Model Doutzen Kroes showed her patriotism for her home country by decking out in orange garb to celebrate King's Day. The blonde beauty shared a picture of her and her 4-year-old son both wearing orange wigs to celebrate King Willem-Alexander turning 48.
The Dutch native was one of millions of people who dressed up for the occasion, which is a national holiday. The King arrived in Dordrecht, a city close to the port of Rotterdam, to participate in a full day of celebrations with thousands of well wishers in orange-colored outfits greeting him.
A highlight of the day was when Willem-Alexander, Queen Maxima and their three daughters Catharina-Amalia, Alexia and Ariane were taken around in a boat covered in orange flowers. After a fun day, the night will conclude with hundreds of evening parties across the nation.
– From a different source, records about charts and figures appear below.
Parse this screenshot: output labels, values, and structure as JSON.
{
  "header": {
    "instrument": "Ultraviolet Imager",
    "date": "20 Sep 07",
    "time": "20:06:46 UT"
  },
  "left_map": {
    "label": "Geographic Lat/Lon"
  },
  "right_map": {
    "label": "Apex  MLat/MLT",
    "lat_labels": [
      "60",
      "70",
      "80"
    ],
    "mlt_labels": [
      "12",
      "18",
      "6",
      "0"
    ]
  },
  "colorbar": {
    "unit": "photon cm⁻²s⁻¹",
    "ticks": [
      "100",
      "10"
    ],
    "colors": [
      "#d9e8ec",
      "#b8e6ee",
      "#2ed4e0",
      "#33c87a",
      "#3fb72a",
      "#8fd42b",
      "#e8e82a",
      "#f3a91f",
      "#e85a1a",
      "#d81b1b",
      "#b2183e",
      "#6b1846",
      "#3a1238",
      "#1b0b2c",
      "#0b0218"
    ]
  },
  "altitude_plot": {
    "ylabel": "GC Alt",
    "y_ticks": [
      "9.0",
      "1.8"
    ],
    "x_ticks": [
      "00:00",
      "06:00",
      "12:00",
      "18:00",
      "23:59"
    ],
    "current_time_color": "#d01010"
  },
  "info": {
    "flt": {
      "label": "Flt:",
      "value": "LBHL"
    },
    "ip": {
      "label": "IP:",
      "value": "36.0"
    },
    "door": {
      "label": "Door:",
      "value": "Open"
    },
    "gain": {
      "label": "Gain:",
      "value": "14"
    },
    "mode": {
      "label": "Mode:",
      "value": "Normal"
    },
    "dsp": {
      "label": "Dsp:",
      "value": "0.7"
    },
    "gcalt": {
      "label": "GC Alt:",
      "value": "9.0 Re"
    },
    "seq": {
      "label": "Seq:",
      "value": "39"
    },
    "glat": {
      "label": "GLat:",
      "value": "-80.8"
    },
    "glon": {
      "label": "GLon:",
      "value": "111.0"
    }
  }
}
Celebrating the monarch’s anniversary has been a tradition for several generations in the Netherlands. And in honor of the Dutch monarch's birthday, HELLO! has gathered a list of five facts you might not have known about the popular royal, who ascended the throne two years ago.
1.The king was born on April 27, 1967 at the University Medical Center in Utrecht, Netherlands, as the first child of Princess Beatrix and her husband Prince Claus. Upon birth, his official royal title was "His Royal Highness Prince Willem-Alexander of the Netherlands."
2. At the age of 48, he is currently Europe's second youngest monarch behind Spain's King Felipe, who is also a close friend.
3. In March 2001, the Dutch palace announced that Willem-Alexander was to marry Máxima Zorreguieta Cerruti, a former investment banker from Argentina. Just 11 months later in February 2002, the Dutch people rejoiced as the new royal couple married in a stunning ceremony at the Nieuwe Kerk in Amsterdam.
4. His arrival was greeted with huge celebrations across the Netherlands, as he was the first Dutch male royal baby to be born since Prince Alexander in 1851 and more importantly the first immediate male heir since Alexander's death in 1884.
5. Since ascending to the throne, Willem-Alexander has made a conscious effort to greet as many Dutch people as possible. Speaking ahead of his investiture he insisted people could address him the "way they want."